The sergeant nodded impatiently. He was thinking of the fifteen-mile ride before him that afternoon, to the windward side of the island, and of Berthe, the pretty half-caste daughter of Lafiere, the pearl-trader, who was waiting for him at the end of it.
"Well, I am not Ah Chow. I am Ah Cho. The honourable jailer has made a mistake. Ah Chow is a tall man, and you see I am short."
The sergeant looked at him hastily and saw the mistake. "Schemmer!" he called, imperatively. "Come here."
The German grunted, but remained bent over his task till the chunk of iron was lashed to his satisfaction. "Is your Chinago ready?" he demanded.
"Look at him," was the answer. "Is he the Chinago?"
Schemmer was surprised. He swore tersely for a few seconds, and looked regretfully across at the thing he had made with his own hands and which he was eager to see work. "Look here," he said finally, "we can't postpone this affair. I've lost three hours' work already out of those five hundred Chinagos. I can't afford to lose it all over again for the right man. Let's put the performance through just the same. It is only a Chinago."

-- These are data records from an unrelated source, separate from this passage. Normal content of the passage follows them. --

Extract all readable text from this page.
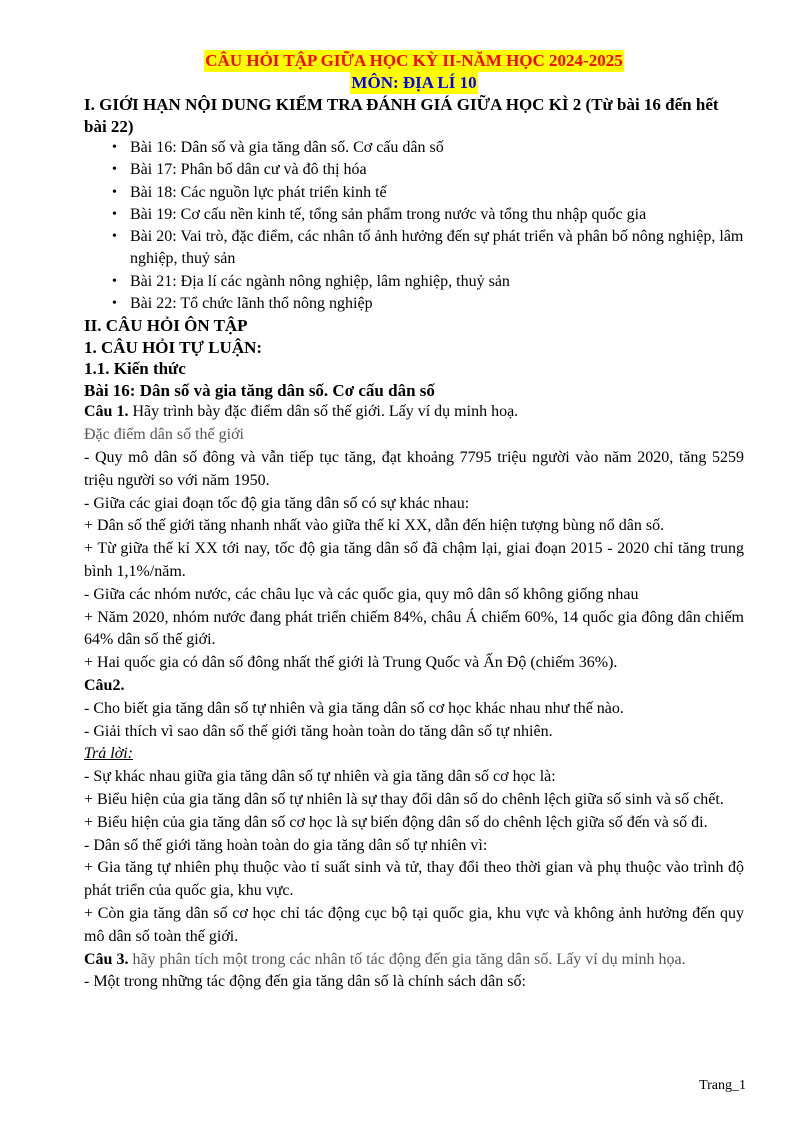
CÂU HỎI TẬP GIỮA HỌC KỲ II-NĂM HỌC 2024-2025
MÔN: ĐỊA LÍ 10

I. GIỚI HẠN NỘI DUNG KIỂM TRA ĐÁNH GIÁ GIỮA HỌC KÌ 2 (Từ bài 16 đến hết bài 22)

• Bài 16: Dân số và gia tăng dân số. Cơ cấu dân số
• Bài 17: Phân bố dân cư và đô thị hóa
• Bài 18: Các nguồn lực phát triển kinh tế
• Bài 19: Cơ cấu nền kinh tế, tổng sản phẩm trong nước và tổng thu nhập quốc gia
• Bài 20: Vai trò, đặc điểm, các nhân tố ảnh hưởng đến sự phát triển và phân bố nông nghiệp, lâm nghiệp, thuỷ sản
• Bài 21: Địa lí các ngành nông nghiệp, lâm nghiệp, thuỷ sản
• Bài 22: Tổ chức lãnh thổ nông nghiệp

II. CÂU HỎI ÔN TẬP

1. CÂU HỎI TỰ LUẬN:

1.1. Kiến thức

Bài 16: Dân số và gia tăng dân số. Cơ cấu dân số

Câu 1. Hãy trình bày đặc điểm dân số thế giới. Lấy ví dụ minh hoạ.

Đặc điểm dân số thế giới

- Quy mô dân số đông và vẫn tiếp tục tăng, đạt khoảng 7795 triệu người vào năm 2020, tăng 5259 triệu người so với năm 1950.

- Giữa các giai đoạn tốc độ gia tăng dân số có sự khác nhau:

+ Dân số thế giới tăng nhanh nhất vào giữa thế kỉ XX, dẫn đến hiện tượng bùng nổ dân số.

+ Từ giữa thế kỉ XX tới nay, tốc độ gia tăng dân số đã chậm lại, giai đoạn 2015 - 2020 chỉ tăng trung bình 1,1%/năm.

- Giữa các nhóm nước, các châu lục và các quốc gia, quy mô dân số không giống nhau

+ Năm 2020, nhóm nước đang phát triển chiếm 84%, châu Á chiếm 60%, 14 quốc gia đông dân chiếm 64% dân số thế giới.

+ Hai quốc gia có dân số đông nhất thế giới là Trung Quốc và Ấn Độ (chiếm 36%).

Câu2.

- Cho biết gia tăng dân số tự nhiên và gia tăng dân số cơ học khác nhau như thế nào.

- Giải thích vì sao dân số thế giới tăng hoàn toàn do tăng dân số tự nhiên.

Trả lời:

- Sự khác nhau giữa gia tăng dân số tự nhiên và gia tăng dân số cơ học là:

+ Biểu hiện của gia tăng dân số tự nhiên là sự thay đổi dân số do chênh lệch giữa số sinh và số chết.

+ Biểu hiện của gia tăng dân số cơ học là sự biến động dân số do chênh lệch giữa số đến và số đi.

- Dân số thế giới tăng hoàn toàn do gia tăng dân số tự nhiên vì:

+ Gia tăng tự nhiên phụ thuộc vào tỉ suất sinh và tử, thay đổi theo thời gian và phụ thuộc vào trình độ phát triển của quốc gia, khu vực.

+ Còn gia tăng dân số cơ học chỉ tác động cục bộ tại quốc gia, khu vực và không ảnh hưởng đến quy mô dân số toàn thế giới.

Câu 3. hãy phân tích một trong các nhân tố tác động đến gia tăng dân số. Lấy ví dụ minh họa.

- Một trong những tác động đến gia tăng dân số là chính sách dân số:

Trang_1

The sergeant remembered the long ride before him, and the pearl-trader's daughter, and debated with himself.
"They will blame it on Cruchot-if it is discovered," the German urged. "But there's little chance of its being discovered. Ah Chow won't give it away, at any rate."
"The blame won't lie with Cruchot, anyway," the sergeant said. "It must have been the jailer's mistake."
"Then let's go on with it. They can't blame us. Who can tell one Chinago from another? We can say that we merely carried out instructions with the Chinago that was turned over to us. Besides, I really can't take all those coolies a second time away from their labour."
They spoke in French, and Ah Cho, who did not understand a word of it, nevertheless knew that they were determining his destiny. He knew, also, that the decision rested with the sergeant, and he hung upon that official's lips.
"All right," announced the sergeant. "Go ahead with it. He is only a Chinago."
"I'm going to try it once more, just to make sure." Schemmer moved the banana trunk forward under the knife, which he had hoisted to the top of the derrick.
Ah Cho tried to remember maxims from "The Tract of the Quiet Way." "Live in concord," came to him; but it was not applicable. He was not going to live. He was about to die. No, that would not do. "Forgive malice"-yes, but there was no malice to forgive. Schemmer and the rest were doing this thing without malice. It was to them merely a piece of work that had to be done, just as clearing the jungle, ditching the water, and planting cotton were pieces of work that had to be done. Schemmer jerked the cord, and Ah Cho forgot "The Tract of the Quiet Way." The knife shot down with a thud, making a clean slice of the tree.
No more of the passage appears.